One trail... five different sections

      The Overland Trail was not a single, uninterrupted stretch of road. It was actually five sections of road divided by four major rivers - the Takhini, Yukon, Pelly and Stewart.

      From Whitehorse the original trail headed west, crossed the Takhini River, followed the Klusha and Little rivers to Braeburn, then along the Nordenskiold River and into Carmacks. At Mackay's, which was later renamed Yukon Crossing, the trail crossed the Yukon River and then followed the east bank to Pelly, where it crossed the Pelly River. On the north side of the Pelly it ran northwest to Stewart Crossing (not to be confused with the current site of Stewart Crossing) and over the Stewart River to Wounded Moose. From there the trail branched off at the Indian River and finally to Dawson via Eldorado and Bonanza Creeks.

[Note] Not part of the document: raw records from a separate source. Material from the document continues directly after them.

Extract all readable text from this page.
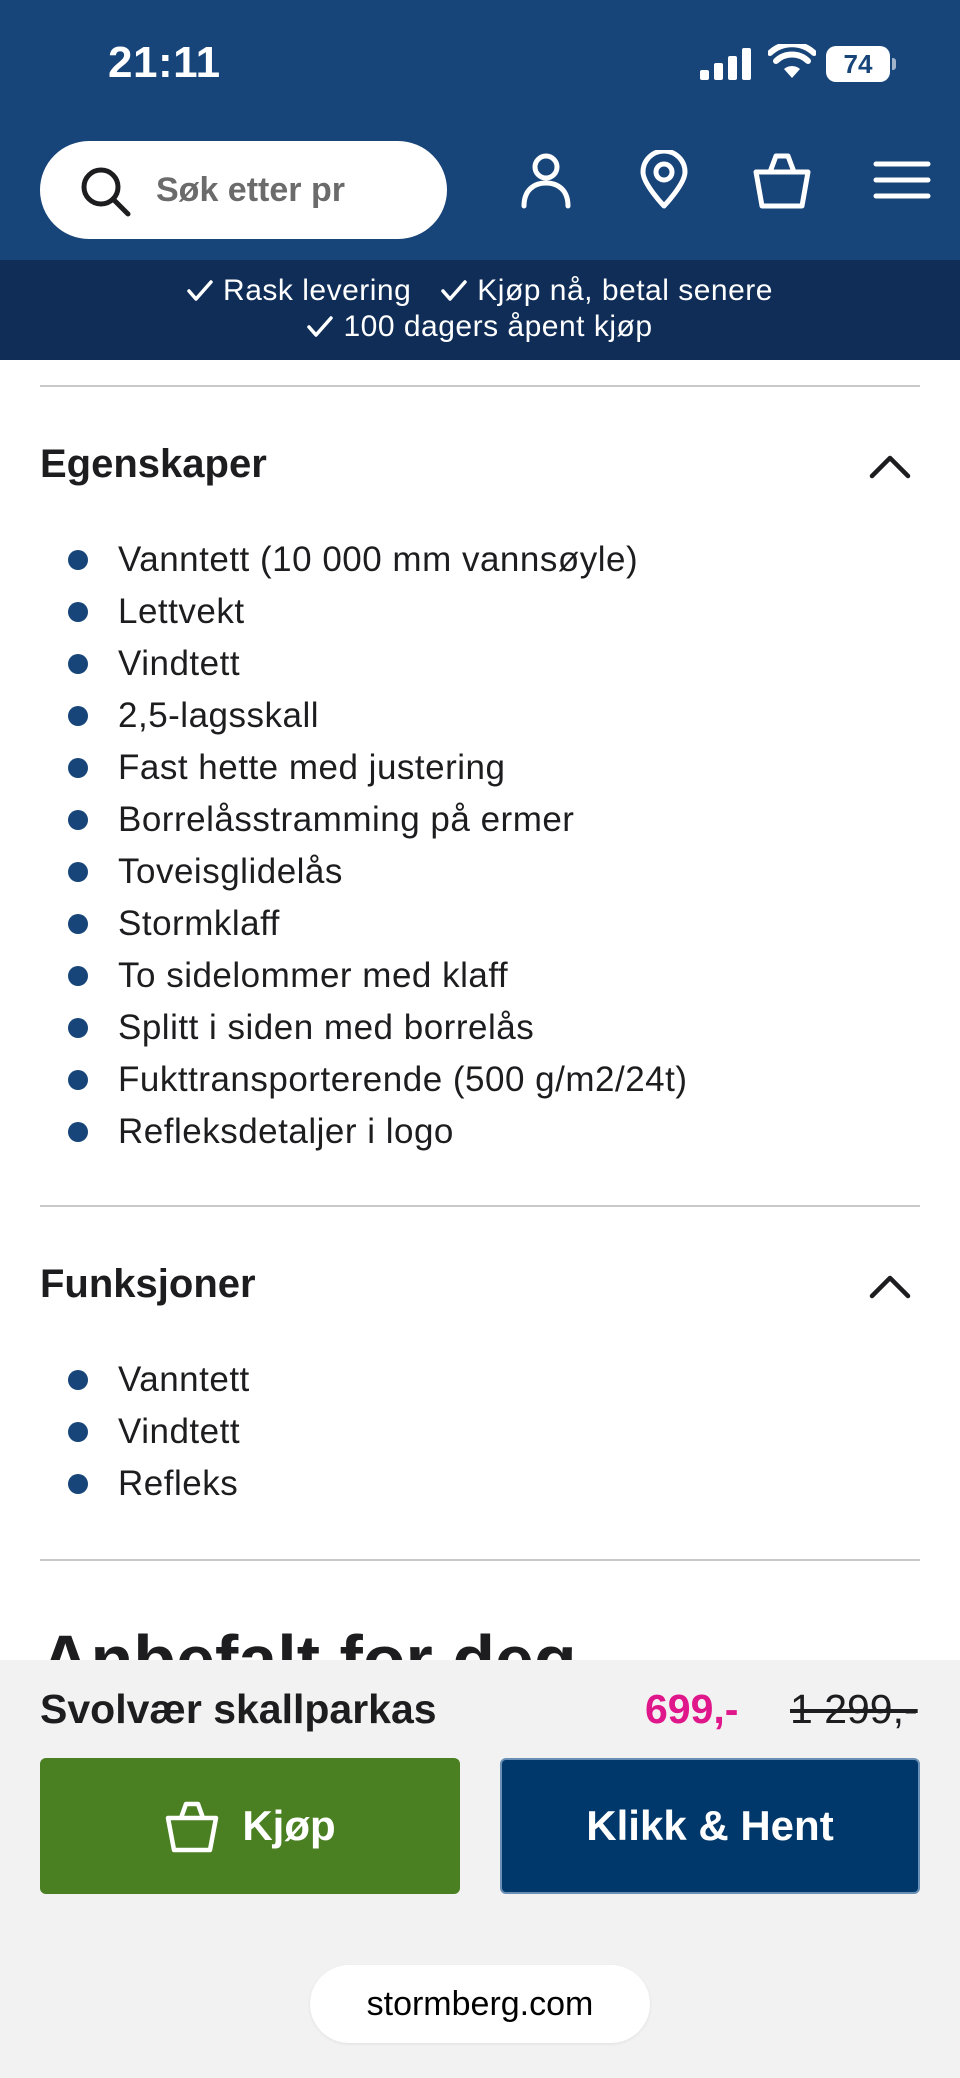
21:11	74
Søk etter pr
Rask levering Kjøp nå, betal senere
100 dagers åpent kjøp
Egenskaper
Vanntett (10 000 mm vannsøyle)
Lettvekt
Vindtett
2,5-lagsskall
Fast hette med justering
Borrelåsstramming på ermer
Toveisglidelås
Stormklaff
To sidelommer med klaff
Splitt i siden med borrelås
Fukttransporterende (500 g/m2/24t)
Refleksdetaljer i logo
Funksjoner
Vanntett
Vindtett
Refleks
Svolvær skallparkas	699,- 1 299,-
Kjøp	Klikk & Hent
stormberg.com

      Over the years the route was changed numerous times to provide access to new mining camps that sprang up in the territory. When Mayo became a busy mining camp in 1912, the road branched off at Minto. A new branch was built to Mayo, while the main route to Dawson angled northeast to the Stewart River, then went up the Slough Creek Valley and down Flat Creek into the Klondike Valley.

      The government also hoped that the road would open up new areas of the territory to farming. A few modest attempts were made to help supply hay and oats for the horse-drawn stages, but this goal was never fully realized. There was much more money to be made from mining.

      Between 1902 and 1914, after the close of river navigation, the White Pass Stage Line ran its sleighs and stages three times a week between Whitehorse and Dawson. In March, when business people were eager to get to Dawson before steamboat traffic began, daily service was often provided.